Emerging market securities can boost a retirement portfolio: BNY Mellon

Adding real assets, emerging market equities and debt, and liquid alternatives to defined contribution plan investment line-ups could improve risk-adjusted returns, reduce volatility and protect against inflation, according to a recent white paper from BNY Mellon.  

The paper is entitled, Retirement Reset: Using Non-Traditional Investment Solutions in DC Plans. It claims that defined benefit (DB) plans tend to outperform DC plans primarily because DB plans include non-traditional assets and DC plans don’t.    

The report notes non-traditional approaches could enhance the success of investors in the current environment, which it expects to be characterized by lower long-term expected returns, higher volatility and heightened inflation risk. 

“If DC plans were constructed more similarly to DB plans, approximately 20% of the DC plan assets would be allocated to non-traditional strategies such as real assets, total emerging markets (which combine equities and fixed income) and liquid alternatives,” BNY Mellon said in a release.

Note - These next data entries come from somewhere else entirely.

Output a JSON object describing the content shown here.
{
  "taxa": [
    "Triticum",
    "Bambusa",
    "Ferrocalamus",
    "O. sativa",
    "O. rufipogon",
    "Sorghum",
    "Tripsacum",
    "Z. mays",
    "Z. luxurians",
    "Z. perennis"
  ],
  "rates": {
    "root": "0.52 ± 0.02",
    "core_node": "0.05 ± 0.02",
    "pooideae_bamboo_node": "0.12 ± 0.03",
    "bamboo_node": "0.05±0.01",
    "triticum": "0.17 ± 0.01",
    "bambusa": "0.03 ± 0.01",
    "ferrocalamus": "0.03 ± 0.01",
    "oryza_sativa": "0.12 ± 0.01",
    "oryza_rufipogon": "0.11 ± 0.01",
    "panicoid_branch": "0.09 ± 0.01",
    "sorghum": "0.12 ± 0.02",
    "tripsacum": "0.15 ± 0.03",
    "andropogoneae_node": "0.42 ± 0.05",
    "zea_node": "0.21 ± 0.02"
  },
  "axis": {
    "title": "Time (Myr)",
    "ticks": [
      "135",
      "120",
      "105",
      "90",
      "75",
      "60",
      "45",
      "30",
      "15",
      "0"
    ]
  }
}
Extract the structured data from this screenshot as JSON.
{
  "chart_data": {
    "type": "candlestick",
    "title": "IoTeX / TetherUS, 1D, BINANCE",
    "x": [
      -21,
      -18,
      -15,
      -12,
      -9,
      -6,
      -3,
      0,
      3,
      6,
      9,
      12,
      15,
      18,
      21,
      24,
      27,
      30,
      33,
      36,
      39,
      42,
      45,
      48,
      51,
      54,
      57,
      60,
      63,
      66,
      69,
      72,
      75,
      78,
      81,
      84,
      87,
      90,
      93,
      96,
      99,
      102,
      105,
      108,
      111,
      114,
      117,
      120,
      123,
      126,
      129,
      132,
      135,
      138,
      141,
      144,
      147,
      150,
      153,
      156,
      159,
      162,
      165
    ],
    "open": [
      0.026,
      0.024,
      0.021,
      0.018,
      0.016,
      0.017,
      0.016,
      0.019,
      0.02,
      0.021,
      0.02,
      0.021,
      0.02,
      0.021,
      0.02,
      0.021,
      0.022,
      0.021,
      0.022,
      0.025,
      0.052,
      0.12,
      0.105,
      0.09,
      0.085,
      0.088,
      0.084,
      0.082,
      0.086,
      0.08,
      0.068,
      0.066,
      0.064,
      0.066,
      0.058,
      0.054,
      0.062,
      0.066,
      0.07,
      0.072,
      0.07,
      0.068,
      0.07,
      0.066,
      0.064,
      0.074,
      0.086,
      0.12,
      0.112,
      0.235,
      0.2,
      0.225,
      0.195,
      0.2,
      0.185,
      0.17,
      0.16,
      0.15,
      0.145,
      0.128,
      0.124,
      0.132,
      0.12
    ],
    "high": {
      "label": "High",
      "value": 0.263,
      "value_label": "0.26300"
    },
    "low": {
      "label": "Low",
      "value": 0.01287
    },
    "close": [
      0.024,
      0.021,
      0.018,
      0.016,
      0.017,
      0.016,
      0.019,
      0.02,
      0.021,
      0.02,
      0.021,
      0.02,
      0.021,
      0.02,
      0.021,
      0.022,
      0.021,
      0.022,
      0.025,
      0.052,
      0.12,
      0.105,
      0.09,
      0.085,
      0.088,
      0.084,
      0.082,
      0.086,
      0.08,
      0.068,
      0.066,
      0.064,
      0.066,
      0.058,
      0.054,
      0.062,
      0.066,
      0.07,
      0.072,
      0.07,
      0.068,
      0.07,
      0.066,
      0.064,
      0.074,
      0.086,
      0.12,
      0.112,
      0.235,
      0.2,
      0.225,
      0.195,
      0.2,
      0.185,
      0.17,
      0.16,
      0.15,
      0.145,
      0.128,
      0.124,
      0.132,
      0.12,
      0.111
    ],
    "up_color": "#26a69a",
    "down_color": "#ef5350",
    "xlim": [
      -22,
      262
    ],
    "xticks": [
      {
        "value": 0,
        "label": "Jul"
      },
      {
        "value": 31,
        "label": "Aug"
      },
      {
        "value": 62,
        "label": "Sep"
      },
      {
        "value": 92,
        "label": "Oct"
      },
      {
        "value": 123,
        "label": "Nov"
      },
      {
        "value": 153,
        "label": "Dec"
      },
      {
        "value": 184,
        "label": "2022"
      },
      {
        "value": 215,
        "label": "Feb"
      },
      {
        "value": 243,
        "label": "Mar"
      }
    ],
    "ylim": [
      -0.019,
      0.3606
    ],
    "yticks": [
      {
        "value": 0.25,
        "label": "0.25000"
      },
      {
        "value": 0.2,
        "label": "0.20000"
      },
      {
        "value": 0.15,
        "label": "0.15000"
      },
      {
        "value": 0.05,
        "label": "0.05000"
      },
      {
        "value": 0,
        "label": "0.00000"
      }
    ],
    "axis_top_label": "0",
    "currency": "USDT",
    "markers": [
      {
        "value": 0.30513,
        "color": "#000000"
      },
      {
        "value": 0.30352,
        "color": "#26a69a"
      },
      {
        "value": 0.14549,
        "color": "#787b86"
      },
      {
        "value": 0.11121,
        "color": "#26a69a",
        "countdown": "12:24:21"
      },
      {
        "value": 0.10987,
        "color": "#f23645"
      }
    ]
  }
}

“Equities comprise a higher percentage of the DC portfolios than they do of DB portfolios,” said Capone.   “We believe that applying the best DB practices to DC plans would reduce equity risk and home country bias as well as thoughtfully incorporating alternative investments to increase diversification, return potential and downside risk management.”

The real asset portion of the DC portfolio proposed by BNY Mellon is designed to hedge against inflation and would include Treasury Inflation-Protected Securities (TIPS), real estate investment trusts (REITS), commodities and natural resource equities. 

“Combining emerging markets equity and fixed income would provide a more blended and balanced approach than allocating only to emerging markets equities… The more balanced approach has the potential to reduce portfolio volatility and diversify country and currency risks,” according to the report.

BNY Mellon sees liquid alternatives as a way for DC participants to diversify with assets that have a low correlation with the equities market.  “There is a wide range of liquid alternative strategies. We are using three hedge fund indices as proxies for this asset class,” the release said.